J.B Kristanto (Kompas, 2005) menyatakan bahwa bangkrutnya bioskop di wilayah kabupaten itu disertai dengan tumbuhnya raksasa jaringan bioskop yang dikenal dengan Jaringan Bioskop 21 (baca: Jaringan Bioskop Twenty One). Jaringan Bioskop 21 yang berkonsentrasi di kota-kota besar dalam bentuk multipleks tersebut sebenarnya sudah mulai tumbuh di akhir tahun 1980-an dan awal 1990-an. Lebih khusus lagi, Jaringan Bioskop 21 ini juga berkonsentrasi di mal-mal yang menjamur di hampir semua ibu kota propinsi. Hal ini juga membawa akibat pada perubahan karakteristik penonton yang sebagian besar adalah remaja dari masyarakat menengah ke atas. Penonton inilah yang harus dihadapi oleh para pembuat film (sineas).
Ismail Kusmayadi (Pikiran Rakyat, 2006) mengkawatirkan terkikisnya bahasa Indonesia yang baik dan benar di tengah arus globalisasi. Kecenderungan masyarakat ataupun para pelajar menggunakan bahasa asing dalam percakapan sehari-hari semakin tinggi. Dan yang lebih parah makin berkembangnya bahasa slank atau bahasa gaul yang mencampuradukkan bahasa daerah, bahasa Indonesia, dan bahasa Inggris.
Kompas (2006: 50) menyebutkan bahwa bahasa gaul sebenarnya sudah ada sejak tahun 1970an. Awalnya istilah-istilah dalam bahasa gaul itu digunakan untuk merahasiakan isi obrolan dalam komunitas tertentu. Tapi karena intensitas pemakaian tinggi, maka istilah-istilah tersebut menjadi bahasa sehari-hari.
Sedangkan Kridalaksana (1984: 142) mengemukakan bahwa ragam bahasa adalah variasi bahasa menurut pemakaiannya yang dibedakan menurut topik, hubungan pelaku, dan medium pembicaraan. Jadi ragam bahasa adalah variasi bahasa menurut pemakaianya, yang timbul menurut situasi dan fungsi yang memungkinkan adanya variasi tersebut.
IV.            PEMBAHASAN
Bahasa gaul sebenarnya sudah ada sejak 1970-an. Awalnya istilah-istilah dalam bahasa gaul itu untuk merahasiakan isi obrolan dalam komunikasi tertentu.
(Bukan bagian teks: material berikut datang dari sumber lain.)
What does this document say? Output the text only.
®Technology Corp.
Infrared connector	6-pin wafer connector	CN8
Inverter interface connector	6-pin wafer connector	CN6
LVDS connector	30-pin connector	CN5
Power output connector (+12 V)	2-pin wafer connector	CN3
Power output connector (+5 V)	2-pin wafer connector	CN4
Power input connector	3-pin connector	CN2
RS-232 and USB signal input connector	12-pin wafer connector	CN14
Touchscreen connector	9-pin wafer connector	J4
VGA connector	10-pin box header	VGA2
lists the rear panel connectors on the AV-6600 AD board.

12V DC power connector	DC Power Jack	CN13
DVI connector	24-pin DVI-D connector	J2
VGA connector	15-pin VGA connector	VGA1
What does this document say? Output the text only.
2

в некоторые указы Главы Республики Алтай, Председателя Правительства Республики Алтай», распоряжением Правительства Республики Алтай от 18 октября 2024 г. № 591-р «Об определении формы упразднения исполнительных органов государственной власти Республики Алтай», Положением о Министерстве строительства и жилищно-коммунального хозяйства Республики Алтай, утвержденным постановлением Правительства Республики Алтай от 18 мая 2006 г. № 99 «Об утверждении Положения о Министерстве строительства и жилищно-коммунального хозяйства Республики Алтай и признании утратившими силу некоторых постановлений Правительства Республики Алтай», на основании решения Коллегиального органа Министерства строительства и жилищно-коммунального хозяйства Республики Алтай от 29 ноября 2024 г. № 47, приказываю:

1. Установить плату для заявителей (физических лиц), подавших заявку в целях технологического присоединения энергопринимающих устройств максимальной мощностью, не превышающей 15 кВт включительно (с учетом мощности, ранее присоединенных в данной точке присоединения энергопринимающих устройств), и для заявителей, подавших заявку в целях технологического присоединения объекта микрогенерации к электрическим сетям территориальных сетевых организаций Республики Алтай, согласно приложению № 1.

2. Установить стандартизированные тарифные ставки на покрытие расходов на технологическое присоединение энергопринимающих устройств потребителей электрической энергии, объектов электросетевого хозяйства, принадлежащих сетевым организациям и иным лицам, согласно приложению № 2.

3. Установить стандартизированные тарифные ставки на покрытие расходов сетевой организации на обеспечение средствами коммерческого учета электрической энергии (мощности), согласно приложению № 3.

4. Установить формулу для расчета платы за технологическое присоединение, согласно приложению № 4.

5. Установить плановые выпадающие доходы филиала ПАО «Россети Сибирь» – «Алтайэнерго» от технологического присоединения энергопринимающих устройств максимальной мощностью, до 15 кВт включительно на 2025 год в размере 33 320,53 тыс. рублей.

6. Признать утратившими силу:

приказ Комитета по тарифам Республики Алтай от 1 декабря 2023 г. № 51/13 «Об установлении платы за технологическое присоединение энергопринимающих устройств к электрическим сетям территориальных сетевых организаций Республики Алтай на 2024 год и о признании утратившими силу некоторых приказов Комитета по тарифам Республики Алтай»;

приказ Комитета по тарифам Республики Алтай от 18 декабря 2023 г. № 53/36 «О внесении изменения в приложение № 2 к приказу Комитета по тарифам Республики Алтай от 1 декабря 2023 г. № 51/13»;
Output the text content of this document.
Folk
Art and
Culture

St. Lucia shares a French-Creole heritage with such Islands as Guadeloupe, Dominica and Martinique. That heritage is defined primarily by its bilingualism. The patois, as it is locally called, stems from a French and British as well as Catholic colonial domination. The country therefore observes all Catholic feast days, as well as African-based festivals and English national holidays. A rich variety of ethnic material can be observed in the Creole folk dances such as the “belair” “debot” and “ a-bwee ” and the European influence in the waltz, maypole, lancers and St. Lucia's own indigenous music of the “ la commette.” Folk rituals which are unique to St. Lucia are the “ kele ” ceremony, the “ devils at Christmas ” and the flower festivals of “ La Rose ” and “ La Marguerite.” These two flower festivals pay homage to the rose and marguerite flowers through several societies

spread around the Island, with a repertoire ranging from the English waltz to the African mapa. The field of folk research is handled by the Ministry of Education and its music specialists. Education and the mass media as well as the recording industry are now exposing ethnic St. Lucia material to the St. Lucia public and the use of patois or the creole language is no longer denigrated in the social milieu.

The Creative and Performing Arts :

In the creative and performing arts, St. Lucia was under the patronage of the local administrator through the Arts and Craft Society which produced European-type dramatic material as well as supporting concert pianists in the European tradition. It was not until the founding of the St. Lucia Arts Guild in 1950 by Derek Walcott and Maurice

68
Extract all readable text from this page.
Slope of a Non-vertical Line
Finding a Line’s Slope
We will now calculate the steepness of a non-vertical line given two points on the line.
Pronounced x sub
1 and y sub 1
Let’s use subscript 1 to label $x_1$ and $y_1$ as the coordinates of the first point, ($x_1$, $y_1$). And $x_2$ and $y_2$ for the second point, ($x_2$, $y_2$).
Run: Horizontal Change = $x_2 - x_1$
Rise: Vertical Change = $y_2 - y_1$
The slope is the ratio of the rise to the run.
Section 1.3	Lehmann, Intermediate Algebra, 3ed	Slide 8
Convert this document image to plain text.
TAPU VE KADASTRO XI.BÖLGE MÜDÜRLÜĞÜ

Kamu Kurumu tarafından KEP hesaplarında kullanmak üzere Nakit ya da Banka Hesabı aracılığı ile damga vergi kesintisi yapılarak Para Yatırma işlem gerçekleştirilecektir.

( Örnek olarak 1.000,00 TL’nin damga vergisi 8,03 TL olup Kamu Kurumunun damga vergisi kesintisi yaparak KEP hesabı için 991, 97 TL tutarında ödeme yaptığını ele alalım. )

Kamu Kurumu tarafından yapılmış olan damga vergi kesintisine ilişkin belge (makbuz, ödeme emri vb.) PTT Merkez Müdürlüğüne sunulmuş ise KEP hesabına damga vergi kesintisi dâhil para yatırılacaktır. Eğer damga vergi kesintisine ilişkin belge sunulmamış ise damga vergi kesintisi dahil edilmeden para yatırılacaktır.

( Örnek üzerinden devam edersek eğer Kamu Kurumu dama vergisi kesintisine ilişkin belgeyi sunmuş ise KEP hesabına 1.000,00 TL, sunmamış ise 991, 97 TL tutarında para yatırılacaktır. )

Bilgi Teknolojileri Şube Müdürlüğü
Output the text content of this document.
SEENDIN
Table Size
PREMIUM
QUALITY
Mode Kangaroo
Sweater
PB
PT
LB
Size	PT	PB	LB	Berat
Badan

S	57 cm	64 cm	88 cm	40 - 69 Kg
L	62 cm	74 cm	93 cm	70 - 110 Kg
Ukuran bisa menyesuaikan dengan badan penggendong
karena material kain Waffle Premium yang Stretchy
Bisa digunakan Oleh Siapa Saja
Tapi karena sering juga digunakan di luar komunitasnya, lama-lama istilah tersebut jadi bahasa sehari-hari.
Kita pasti sering mendengar istilah-istilah gaul seperti cupu, jayus, atau jasjus dan juga sebagainya. Bahkan mungkn kita sendiri sering menggunakannya dalam obrolan sehari-hari dengan teman-teman. Sebagai anak gaul, ya kita senang-senang saja menggunakan kosakata baru yang tidak ada dalam Kamus Besar Bahasa Indonesia. Paling-paling guru bahasa Indonesia atau orang tua kita saja yang agak risi kalau kebetulan mereka mendengarnya.
Seharusnya mereka tidak perlu merasa terganggu mendengar bahasa gaul zaman sekarang. Toh di saat mereka muda dulu, mereka juga punya bahasa gaulnya sendiri. Iya, bahasa gaul tidak hanya muncul belakangan ini saja, tapi sudah muncul sejak awal 1970-an. Waktu itu bahasa khas anak muda bisa disebut bahasa prokem atau bahasa okem. Salah satu kosakata bahasa okem yang masih sering dipakai sampai sekarang adalah “bokap”.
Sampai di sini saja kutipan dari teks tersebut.